Evaluating Real Integrals using Residue Calculus

[phagist_]

Homework Statement

$$I = \int_{-\infty}^{\infty} \frac{{e}^{ax}}{1+{e}^{x}} dx \; \; 0 < a < 1$$
a) Show that the improper real integral is absolutely convergent.
b) Integrating around the closed rectangle $$\boldsymbol{R}$$ with corners $$-R, R, R+2\pi\iota, -R+2\pi\iota$$ use residue calculus to evaluate the real improper integral $$I$$ for $$0<a<1$$
c) In completing part (b) show carefully that;
$$\lim_{R\rightarrow\infty} \int_{R}^{R+2\pi\iota} \frac{{e}^{az}}{1+{e}^{z}} dz = 0 \; \; \: {\; \; \; 0<a<1$$
$$\lim_{R\rightarrow\infty} \int_{-R}^{-R+2\pi\iota} \frac{{e}^{az}}{1+{e}^{z}} dz = 0 \; \; \: {\; \; \; 0<a<1$$

Homework Equations

for a) I know that if $$\lim_{t\rightarrow\infty}\int_{-t}^{t} |f(x)| dx$$ then the integral is absolutely convergent, is there any other way to do this without evaluating the integral? (since I am not sure how to evaluate using either Residue Calculus or Real Analysis, hence this post)

b)$$\oint_{\Gamma }^{} f(z) dz = 2\pi\iota \sum Res(f,{a}_{k})$$

The Attempt at a Solution

b) I found the poles are when $$1+{e}^{x} = 0$$ which is when $$x = \pi\iota \pm 2n\pi\iota\; , n \epsilon \mathbb{Z}$$ but am not sure how to continue.
c) I'm thinking I'm going to have apply a similar argument as we did when we showed the contribution to the integrals from the arc of a semicircle who's radius tends to infinity is 0.
I have evaluated real integrals using Residue Calculus before, but that is when the region of integration was a semi circle who's radius went to infinity and didn't contribute to the integral. Also I have tackled cases which have had polynomials (i.e a finite number of zeros) in the denominator, but never with an exponential.

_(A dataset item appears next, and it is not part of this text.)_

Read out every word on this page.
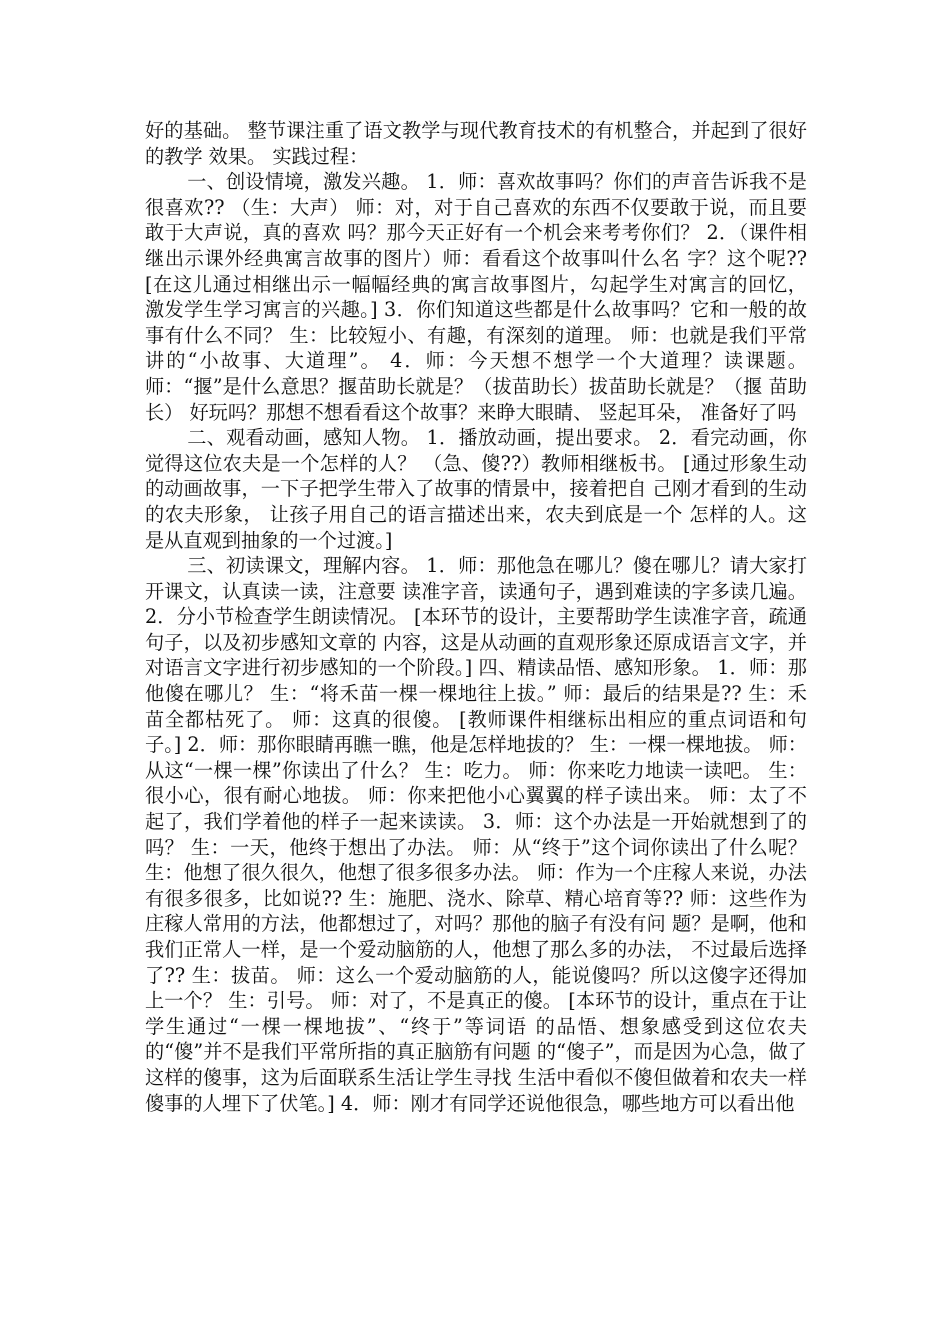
好的基础。 整节课注重了语文教学与现代教育技术的有机整合，并起到了很好的教学 效果。 实践过程：

一、创设情境，激发兴趣。 1．师：喜欢故事吗？你们的声音告诉我不是很喜欢?? （生：大声） 师：对，对于自己喜欢的东西不仅要敢于说，而且要敢于大声说，真的喜欢 吗？那今天正好有一个机会来考考你们？ 2．（课件相继出示课外经典寓言故事的图片）师：看看这个故事叫什么名 字？这个呢?? [在这儿通过相继出示一幅幅经典的寓言故事图片，勾起学生对寓言的回忆， 激发学生学习寓言的兴趣。] 3．你们知道这些都是什么故事吗？它和一般的故事有什么不同？ 生：比较短小、有趣，有深刻的道理。 师：也就是我们平常讲的“小故事、大道理”。 4．师：今天想不想学一个大道理？读课题。 师：“揠”是什么意思？揠苗助长就是？（拔苗助长）拔苗助长就是？（揠 苗助长） 好玩吗？那想不想看看这个故事？来睁大眼睛、 竖起耳朵， 准备好了吗

二、观看动画，感知人物。 1．播放动画，提出要求。 2．看完动画，你觉得这位农夫是一个怎样的人？ （急、傻??）教师相继板书。 [通过形象生动的动画故事，一下子把学生带入了故事的情景中，接着把自 己刚才看到的生动的农夫形象， 让孩子用自己的语言描述出来，农夫到底是一个 怎样的人。这是从直观到抽象的一个过渡。]

三、初读课文，理解内容。 1．师：那他急在哪儿？傻在哪儿？请大家打开课文，认真读一读，注意要 读准字音，读通句子，遇到难读的字多读几遍。 2．分小节检查学生朗读情况。 [本环节的设计，主要帮助学生读准字音，疏通句子，以及初步感知文章的 内容，这是从动画的直观形象还原成语言文字，并对语言文字进行初步感知的一个阶段。] 四、精读品悟、感知形象。 1．师：那他傻在哪儿？ 生：“将禾苗一棵一棵地往上拔。” 师：最后的结果是?? 生：禾苗全都枯死了。 师：这真的很傻。 [教师课件相继标出相应的重点词语和句子。] 2．师：那你眼睛再瞧一瞧，他是怎样地拔的？ 生：一棵一棵地拔。 师：从这“一棵一棵”你读出了什么？ 生：吃力。 师：你来吃力地读一读吧。 生：很小心，很有耐心地拔。 师：你来把他小心翼翼的样子读出来。 师：太了不起了，我们学着他的样子一起来读读。 3．师：这个办法是一开始就想到了的吗？ 生：一天，他终于想出了办法。 师：从“终于”这个词你读出了什么呢？ 生：他想了很久很久，他想了很多很多办法。 师：作为一个庄稼人来说，办法有很多很多，比如说?? 生：施肥、浇水、除草、精心培育等?? 师：这些作为庄稼人常用的方法，他都想过了，对吗？那他的脑子有没有问 题？是啊，他和我们正常人一样，是一个爱动脑筋的人，他想了那么多的办法， 不过最后选择了?? 生：拔苗。 师：这么一个爱动脑筋的人，能说傻吗？所以这傻字还得加上一个？ 生：引号。 师：对了，不是真正的傻。 [本环节的设计，重点在于让学生通过“一棵一棵地拔”、“终于”等词语 的品悟、想象感受到这位农夫的“傻”并不是我们平常所指的真正脑筋有问题 的“傻子”，而是因为心急，做了这样的傻事，这为后面联系生活让学生寻找 生活中看似不傻但做着和农夫一样傻事的人埋下了伏笔。] 4．师：刚才有同学还说他很急，哪些地方可以看出他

Any help would be greatly appreciated :)

 

[lanedance]

for a) consider breaking the integral into increments, and try to show |f(x)| < |g(x)| for some arbitrary g(x) which is absolutely convergent on that interval...

 

[lanedance]

for b) try writing out the integral for each side of the rectangles contribution to the contour & consider the contribution of each as R gets big:
- the base becomes the integral you're trying to evaluate
- the sides should tend to zero in the limit as pointed out in c)
- the top will need further evaulation, but usually the aim is to easily evaluate it (say as tending to zero in the limit) or write as a multiple of the integeral you're trying to find (variable change may helP)

once you've done that, you'll need to eveualte the residues & equate with the contour integral and you ahouls be there

 

[jackmell]

And for (c) on the right leg, let x=R+iy and just use the ML-inequality:

$\left|i\int_{0}^{2\pi}\frac{e^{aR}e^{aiy}}{1+e^R e^{iy}}dy\right|\leq\int_0^{2\pi}\frac{|e^{aR}|}{|1-e^R|}dy$

for large enough R. Now, what happens to that expression if a is less than one and R goes to infinity?

 

[Gib Z]

To do (a) an effective method is to apply the squeeze theorem to the integrand. Since 0<a<1, we can find lower and upper bounds for the integral. Since the integrand is strictly positive and decreasing approaching zero in both directions, the integral must converge.

This is because Sum (a_k) exists if a_k is positive and decreasing to zero (from the theorem that bounded monotone sequences converge). Interpreting the integral as a Riemann sum gives the result.

 

[phagist_]

ok thanks for the replies.
I'm having trouble thinking of a suitable function to apply the squeeze theorem with.

If I use $$\int_{-\infty}^{\infty} \frac{{e}^{ax}}{{e^{x}}} dx = \int_{-\infty}^{\infty} {e}^{x(a-1) dx$$.

The function works in the $$\lim_{x\rightarrow\infty}$$ but not as $$\lim_{x\rightarrow-\infty}$$.

I can't really think of any other similar functions which bound the function from above.

 

[Gib Z]

$$I = \int_{-\infty}^{\infty} \frac{{e}^{ax}}{1+{e}^{x}} dx \; \; 0 < a < 1$$

Since 0<a<1, $e^{ax} < e^x$ so you can bound your integral by using that.

 

[Count Iblis]

That inequality holds for x > 0. If you split the intergal in two parts, from minus infinity to zero and from zero to infinity, you can do a change of variables x = -u in the former part and then rewrite the new integrand so that it becomes of the same form as the present integrand.